The Darfur conflict began five years ago when ethnic African tribesmen took up arms, complaining of decades of neglect and discrimination by the Sudanese government.
Sudan's Arab-dominated government is accused of responding by unleashing tribal militias known as Janjaweed, which have allegedly committed the worst atrocities against Darfur's local communities.
There also have been intra-rebel and tribal clashes, Holmes added.
He blamed the military arm of the Justice and Equality Movement faction of the Sudan Liberation Movement for the most recent round of violence, and accused the government of using "disproportionate force" and failing to differentiate between civilians and rebels in their response.
"Darfur today is still characterized by insecurity, lawlessness and impunity," he said. "A particularly worrying feature is evidence of high levels of sexual violence and exploitation in the northern corridor of west Darfur over the past two months."
This is shown by the increased number of women and girls seeking treatment after sexual brutality, Holmes said.
The World Food Programme announced last week that it will have to cut back its food distributions in May, partly because of attacks on convoys that reduced the amount of supplies they can get through, Holmes said.
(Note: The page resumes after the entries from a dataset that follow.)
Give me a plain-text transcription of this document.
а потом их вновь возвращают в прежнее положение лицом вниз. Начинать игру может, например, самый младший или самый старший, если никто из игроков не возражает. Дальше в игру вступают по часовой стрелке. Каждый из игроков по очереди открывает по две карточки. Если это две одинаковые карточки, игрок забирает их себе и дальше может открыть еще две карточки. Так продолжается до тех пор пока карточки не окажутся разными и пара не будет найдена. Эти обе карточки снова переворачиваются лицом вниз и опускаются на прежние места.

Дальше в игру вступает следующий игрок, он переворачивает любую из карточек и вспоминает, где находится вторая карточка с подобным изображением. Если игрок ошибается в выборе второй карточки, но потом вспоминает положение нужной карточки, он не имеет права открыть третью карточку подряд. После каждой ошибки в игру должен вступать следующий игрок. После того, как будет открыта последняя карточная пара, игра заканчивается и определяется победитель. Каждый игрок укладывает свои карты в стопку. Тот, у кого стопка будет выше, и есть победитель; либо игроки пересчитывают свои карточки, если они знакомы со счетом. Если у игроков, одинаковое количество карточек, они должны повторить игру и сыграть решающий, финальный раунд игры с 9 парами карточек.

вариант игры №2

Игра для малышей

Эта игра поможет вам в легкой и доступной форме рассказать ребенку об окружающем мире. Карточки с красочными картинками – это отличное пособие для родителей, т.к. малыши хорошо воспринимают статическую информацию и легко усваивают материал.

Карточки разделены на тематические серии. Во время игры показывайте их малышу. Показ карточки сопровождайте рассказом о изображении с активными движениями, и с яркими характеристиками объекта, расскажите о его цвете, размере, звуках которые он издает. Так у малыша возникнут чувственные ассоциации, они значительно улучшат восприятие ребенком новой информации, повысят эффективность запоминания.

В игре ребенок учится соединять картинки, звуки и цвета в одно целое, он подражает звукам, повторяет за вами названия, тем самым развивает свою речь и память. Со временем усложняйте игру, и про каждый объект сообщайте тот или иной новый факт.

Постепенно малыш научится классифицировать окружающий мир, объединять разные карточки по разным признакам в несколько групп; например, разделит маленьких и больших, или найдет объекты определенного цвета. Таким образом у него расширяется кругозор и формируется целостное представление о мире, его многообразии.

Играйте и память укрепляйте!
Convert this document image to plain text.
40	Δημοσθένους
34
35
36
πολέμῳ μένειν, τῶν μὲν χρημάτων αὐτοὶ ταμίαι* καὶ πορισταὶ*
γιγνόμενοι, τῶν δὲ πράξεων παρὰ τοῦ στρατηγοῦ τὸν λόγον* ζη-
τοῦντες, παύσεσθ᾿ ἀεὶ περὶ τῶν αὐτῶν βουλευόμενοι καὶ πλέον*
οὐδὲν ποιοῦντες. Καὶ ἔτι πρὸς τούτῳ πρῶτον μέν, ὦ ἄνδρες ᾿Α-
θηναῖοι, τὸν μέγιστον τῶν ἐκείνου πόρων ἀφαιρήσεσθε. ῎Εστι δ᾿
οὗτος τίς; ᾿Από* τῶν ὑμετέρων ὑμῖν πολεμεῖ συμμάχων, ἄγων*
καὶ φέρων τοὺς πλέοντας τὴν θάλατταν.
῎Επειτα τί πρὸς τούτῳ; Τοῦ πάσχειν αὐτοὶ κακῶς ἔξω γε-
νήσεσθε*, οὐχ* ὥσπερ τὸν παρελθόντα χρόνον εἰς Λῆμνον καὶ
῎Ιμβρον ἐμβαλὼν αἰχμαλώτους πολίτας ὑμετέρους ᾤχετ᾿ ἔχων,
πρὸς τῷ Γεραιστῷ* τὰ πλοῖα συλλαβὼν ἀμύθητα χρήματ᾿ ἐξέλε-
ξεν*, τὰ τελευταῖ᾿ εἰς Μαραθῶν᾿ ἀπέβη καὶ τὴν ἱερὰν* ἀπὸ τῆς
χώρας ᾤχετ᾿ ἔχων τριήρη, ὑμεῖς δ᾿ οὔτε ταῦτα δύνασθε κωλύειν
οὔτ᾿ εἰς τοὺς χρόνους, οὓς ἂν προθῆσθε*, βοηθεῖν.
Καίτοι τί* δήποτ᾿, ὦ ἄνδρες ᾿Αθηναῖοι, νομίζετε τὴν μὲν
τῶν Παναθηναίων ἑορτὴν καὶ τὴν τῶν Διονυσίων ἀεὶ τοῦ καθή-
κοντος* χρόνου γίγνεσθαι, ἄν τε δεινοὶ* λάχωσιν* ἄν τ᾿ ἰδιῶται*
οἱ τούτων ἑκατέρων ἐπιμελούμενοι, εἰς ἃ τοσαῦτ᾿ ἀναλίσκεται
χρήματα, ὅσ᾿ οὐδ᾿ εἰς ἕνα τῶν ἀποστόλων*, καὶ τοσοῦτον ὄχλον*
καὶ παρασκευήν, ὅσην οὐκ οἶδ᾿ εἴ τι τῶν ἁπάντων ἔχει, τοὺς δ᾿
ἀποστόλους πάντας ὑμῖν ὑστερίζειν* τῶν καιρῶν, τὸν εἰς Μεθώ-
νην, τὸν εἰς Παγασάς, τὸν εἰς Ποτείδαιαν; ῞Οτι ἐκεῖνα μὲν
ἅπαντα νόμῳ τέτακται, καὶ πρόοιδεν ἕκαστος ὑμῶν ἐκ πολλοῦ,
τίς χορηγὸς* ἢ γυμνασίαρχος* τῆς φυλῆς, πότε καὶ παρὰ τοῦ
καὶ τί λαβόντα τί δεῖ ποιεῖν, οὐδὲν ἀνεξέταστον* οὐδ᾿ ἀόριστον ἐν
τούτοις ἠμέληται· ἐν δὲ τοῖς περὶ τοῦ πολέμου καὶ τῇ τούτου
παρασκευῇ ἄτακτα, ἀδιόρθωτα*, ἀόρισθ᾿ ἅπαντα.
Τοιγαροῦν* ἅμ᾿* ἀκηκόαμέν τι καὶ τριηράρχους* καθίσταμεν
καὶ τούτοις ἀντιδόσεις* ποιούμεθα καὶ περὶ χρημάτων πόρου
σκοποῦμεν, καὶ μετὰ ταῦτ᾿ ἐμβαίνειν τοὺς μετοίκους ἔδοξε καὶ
Six aid workers have been killed so far this year, and 42 humanitarian posts have been attacked.
The supply line also is hurt by soaring food prices -- the price of staples such as millet has doubled since April last year, Holmes said.
While expressing gratitude to the Sudanese government for improved cooperation under various agreements, Holmes said there still is no physical access to internally displaced persons and some other groups.
He said he was "saddened and angry" that after five years, there has been no lasting solution to the suffering.
He made several recommendations to the government, including disbanding the Janjaweed, providing security for citizens, ending impunity for criminals and shouldering more of the financial burden for humanitarian aid.